A molecular analysis on nitrile-based collectors and their application to chalcopyrite flotation

Abstract

In this research, one of the newest nitrile-based collectors so-called Tecflote-S10, was re-structured to increase its application in the flotation of copper-bearing sulfide minerals. For this purpose, a systematic theoretical study was conducted using a self-consistent periodic density functional theory (DFT) calculation to identify the adsorption properties of several new-designed nitrile-based collectors on the chalcopyrite (100) surface. In the new collector design, the long hydrocarbon chain of the Tecflote-S10 was replaced with a phenyl ring having several functional groups in different positions to address the electron-donating effect on the strength of the adsorption. The electronic properties and reactivity of new-designed collectors were evaluated, and a proper synthesis route was proposed. Collector-surface interaction and adsorption efficiency of new collectors on chalcopyrite surface were investigated using adsorption energy, the Fukui function (FF), and partial density of state (PDOS) analyses.

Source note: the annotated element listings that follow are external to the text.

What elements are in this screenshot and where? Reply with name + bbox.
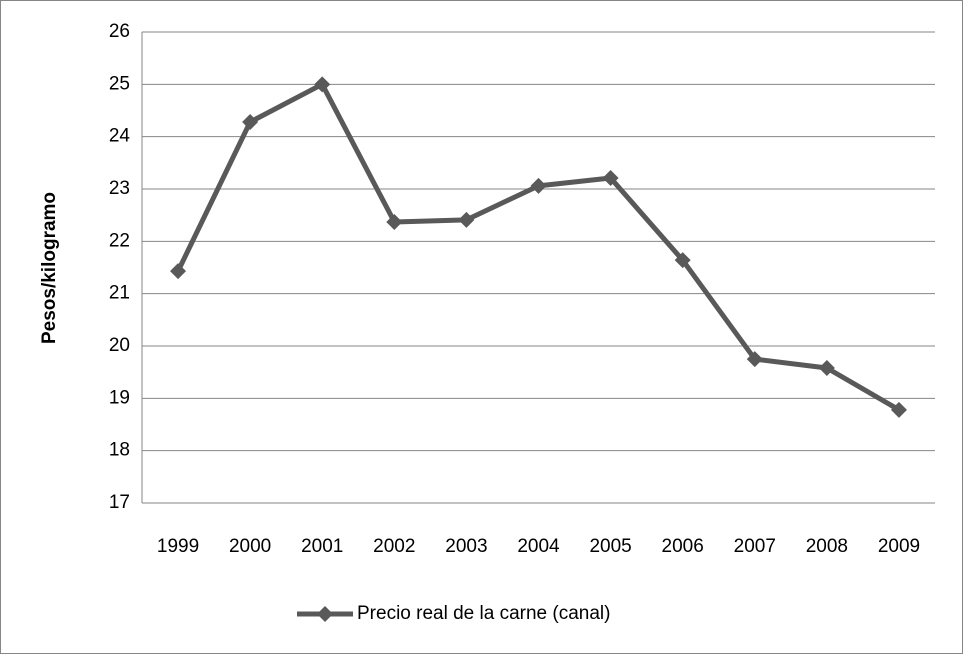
y-axis-label: Pesos/kilogramo <box>39 192 60 344</box>
y-tick-label: 25 <box>109 73 130 94</box>
y-tick-label: 24 <box>109 126 131 147</box>
point-marker <box>818 359 835 376</box>
point-marker <box>674 252 691 269</box>
point-marker <box>242 114 259 131</box>
x-tick-label: 2005 <box>589 536 631 557</box>
x-tick-label: 2004 <box>517 536 560 557</box>
y-tick-label: 22 <box>109 230 130 251</box>
point-marker <box>458 211 475 228</box>
point-marker <box>890 401 907 418</box>
y-tick-label: 18 <box>109 440 130 461</box>
x-tick-label: 2003 <box>445 536 487 557</box>
x-tick-label: 2007 <box>734 536 776 557</box>
y-tick-label: 21 <box>109 283 130 304</box>
x-tick-label: 2006 <box>662 536 704 557</box>
point-marker <box>530 177 547 194</box>
point-marker <box>314 76 331 93</box>
point-marker <box>746 351 763 368</box>
point-marker <box>602 170 619 187</box>
x-tick-label: 2002 <box>373 536 415 557</box>
x-tick-label: 2000 <box>229 536 271 557</box>
x-tick-label: 1999 <box>157 536 199 557</box>
y-tick-label: 23 <box>109 178 130 199</box>
point-marker <box>170 263 187 280</box>
y-tick-label: 19 <box>109 387 130 408</box>
y-tick-label: 17 <box>109 492 130 513</box>
point-marker <box>386 213 403 230</box>
x-tick-label: 2009 <box>878 536 920 557</box>
legend-marker <box>317 606 333 622</box>
y-tick-label: 26 <box>109 21 130 42</box>
legend-label: Precio real de la carne (canal) <box>357 603 610 624</box>
x-tick-label: 2008 <box>806 536 848 557</box>
y-tick-label: 20 <box>109 335 130 356</box>
x-tick-label: 2001 <box>301 536 343 557</box>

It was found that replacing phenyl ring in the collector structure instead of a long hydrocarbon chain lead to an improvement in the collector adsorption efficiency. Accordingly, all new-designed collectors showed higher adsorption ability on chalcopyrite than the Tecflote-S10. However, collectors with the acronyms Tf(Ph)-3-R5, Tf(Ph)-N-2R1, and Tf(Ph)-N-2R2 with higher adsorption energies compared to others could be potentially used as a proper alternative in chalcopyrite flotation. To verify the results experimentally, futuristic adsorption, wettability, and floatability tests will be examined for this study.